Well, that was a tough series. The Red Sox finish a disappointing homestand by getting swept for the first time in 2016.
Top Play (WPA)
No surprise here, as the top play was the go-ahead home run (+.408) from Miguel Cabrera in the top of the ninth. There is a lot to dissect on this play, but let’s not lose sight of the most important aspect: Cabrera is a monster. Not many players can inject the kind of fear into an opponent every time they come to the plate, but he is one of them. He took an inside fastball — albeit one from the soft-tossing Brad Ziegler — and launched it out to the opposite field. That’s not fair.
With that being said, the ball probably should’ve been caught. It just barely left the yard, hitting the top of the short wall in right field. Mookie Betts makes those catches all the time, and had every chance to do it again on Wednesday. Instead, the sun wreaked havoc on Betts’ eyes, and the right fielder completely lost the ball for a split second. That was enough to send him slightly off track and leave him flailing for the fast-dropping ball. At night, that ball is probably caught. Them’s the breaks.
Bottom Play (WPA)
Full disclosure: This play involves Betts in a negative light as well. It wasn’t the best game for him, but he did contribute the game-tying triple in the bottom half of the eighth that had a decent chance of turning into an inside-the-park home run. That has nothing to do with the bottom play, but I didn’t want to bury Betts too much.

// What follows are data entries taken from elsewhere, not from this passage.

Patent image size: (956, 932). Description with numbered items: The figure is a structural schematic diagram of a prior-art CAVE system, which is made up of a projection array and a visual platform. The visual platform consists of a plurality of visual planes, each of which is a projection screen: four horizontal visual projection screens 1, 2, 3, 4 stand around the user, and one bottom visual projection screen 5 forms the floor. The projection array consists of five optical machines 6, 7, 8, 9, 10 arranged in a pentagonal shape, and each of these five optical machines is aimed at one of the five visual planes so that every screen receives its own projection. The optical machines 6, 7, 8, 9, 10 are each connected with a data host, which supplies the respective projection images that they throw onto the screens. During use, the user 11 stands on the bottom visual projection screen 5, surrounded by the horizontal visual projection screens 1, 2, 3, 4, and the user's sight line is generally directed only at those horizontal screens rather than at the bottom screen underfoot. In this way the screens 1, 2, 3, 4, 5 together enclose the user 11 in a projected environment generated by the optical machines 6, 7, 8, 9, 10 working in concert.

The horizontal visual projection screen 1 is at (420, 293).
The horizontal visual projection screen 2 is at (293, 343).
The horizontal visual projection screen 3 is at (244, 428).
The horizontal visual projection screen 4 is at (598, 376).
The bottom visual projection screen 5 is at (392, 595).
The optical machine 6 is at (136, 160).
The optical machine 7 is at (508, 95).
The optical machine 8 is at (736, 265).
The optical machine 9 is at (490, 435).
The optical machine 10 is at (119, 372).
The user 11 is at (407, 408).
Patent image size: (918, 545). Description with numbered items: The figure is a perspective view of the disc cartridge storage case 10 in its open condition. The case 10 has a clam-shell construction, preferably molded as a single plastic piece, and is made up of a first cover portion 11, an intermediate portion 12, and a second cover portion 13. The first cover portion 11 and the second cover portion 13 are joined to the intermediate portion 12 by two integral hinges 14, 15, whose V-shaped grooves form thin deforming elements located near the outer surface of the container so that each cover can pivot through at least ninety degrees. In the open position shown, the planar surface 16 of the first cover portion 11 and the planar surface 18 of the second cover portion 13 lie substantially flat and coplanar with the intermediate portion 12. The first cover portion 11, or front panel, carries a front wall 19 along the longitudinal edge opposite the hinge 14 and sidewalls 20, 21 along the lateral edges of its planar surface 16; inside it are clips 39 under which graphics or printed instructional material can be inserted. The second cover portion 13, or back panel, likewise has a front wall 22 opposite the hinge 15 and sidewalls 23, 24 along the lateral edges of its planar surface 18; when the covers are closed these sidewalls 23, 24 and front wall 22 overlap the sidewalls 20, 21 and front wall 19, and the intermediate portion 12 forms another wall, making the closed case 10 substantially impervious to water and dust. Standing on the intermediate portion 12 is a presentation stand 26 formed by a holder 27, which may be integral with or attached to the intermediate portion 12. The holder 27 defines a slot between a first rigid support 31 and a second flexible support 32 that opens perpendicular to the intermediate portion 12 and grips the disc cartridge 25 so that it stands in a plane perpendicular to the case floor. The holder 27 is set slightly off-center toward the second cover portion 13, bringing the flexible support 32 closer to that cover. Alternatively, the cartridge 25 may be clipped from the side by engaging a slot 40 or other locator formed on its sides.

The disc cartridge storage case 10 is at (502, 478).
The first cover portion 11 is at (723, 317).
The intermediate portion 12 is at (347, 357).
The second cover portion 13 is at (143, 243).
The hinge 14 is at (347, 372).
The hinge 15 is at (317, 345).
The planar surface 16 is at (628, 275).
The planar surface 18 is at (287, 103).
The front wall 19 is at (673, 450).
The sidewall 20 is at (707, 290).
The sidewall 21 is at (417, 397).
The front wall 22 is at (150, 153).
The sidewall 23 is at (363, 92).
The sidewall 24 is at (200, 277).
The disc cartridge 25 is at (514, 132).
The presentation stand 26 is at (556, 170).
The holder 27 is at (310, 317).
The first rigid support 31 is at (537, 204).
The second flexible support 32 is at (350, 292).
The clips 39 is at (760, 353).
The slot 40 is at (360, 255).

The truth is, Boston didn’t have many chances in this game with AL Rookie of the Year favorite Michael Fulmer cruising through most of the contest. They did get a leadoff base runner in the sixth, though, after Brock Holt started the frame with a single. Betts could’ve extended the rally, giving Boston some much-needed life. Instead, he promptly grounded into a 6-4-3 double play (-.120). That was the team’s fourth inning in which only three batters came to the plate of the last five frames.
Eduardo Rodriguez was…fine?
Ideally, Rodriguez would develop into the front-line arm that many wanted him to be and he’d be able to keep them ahead in games when the opposing pitcher has it going as well. That’s not who he is, though, as there will be some flaws in every game. Still, he showed off some solid stuff in this one, striking out six batters in 5.1 innings, five coming on the fastball and one on the slider. However, he also lost his control in the third — an inning in which Detroit plated two runs — and had some spotty command overall. The box score will show that he was singled to death, with just two extra base hits out of nine total hits, but many of those singles were ripped. They either went hard off the wall or were directly at fielders. Still, Rodriguez gave you exactly what you want out of his spot in the rotation overall, the offense just couldn’t hold up its part of the bargain.
The Bullpen was…fine?
The story should’ve been that the bullpen was more than fine. Matt Barnes and Clay Buchholz did their job in middle relief, throwing 2.2 scoreless innings with just one base runner allowed. Brad Ziegler, who is arguably the only truly trustworthy arm in the ‘pen right now, gave up the aforementioned home run to Cabrera. Still, this was a relatively encouraging day for a bullpen that needed one.
Miguel Cabrera and Victor Martinez are Good
The Tigers relied on the middle of their order on Wednesday, and it paid off. Cabrera and Martinez came up to the plate a combined ten times and reached base nine times. God damn.
Well, here comes the road trip we’ve all been dreading. It’s going to be a long trip, with 11 west coast games coming up and exactly zero days off in between. They get started right away on Thursday night in Los Angeles to take on the Angels. David Price looks to turn things around on another coast as the Red Sox offense looks to get back to its high-powered self against Jered Weaver. First pitch comes at 10:05 ET because the Pacific Time Zone is dumb.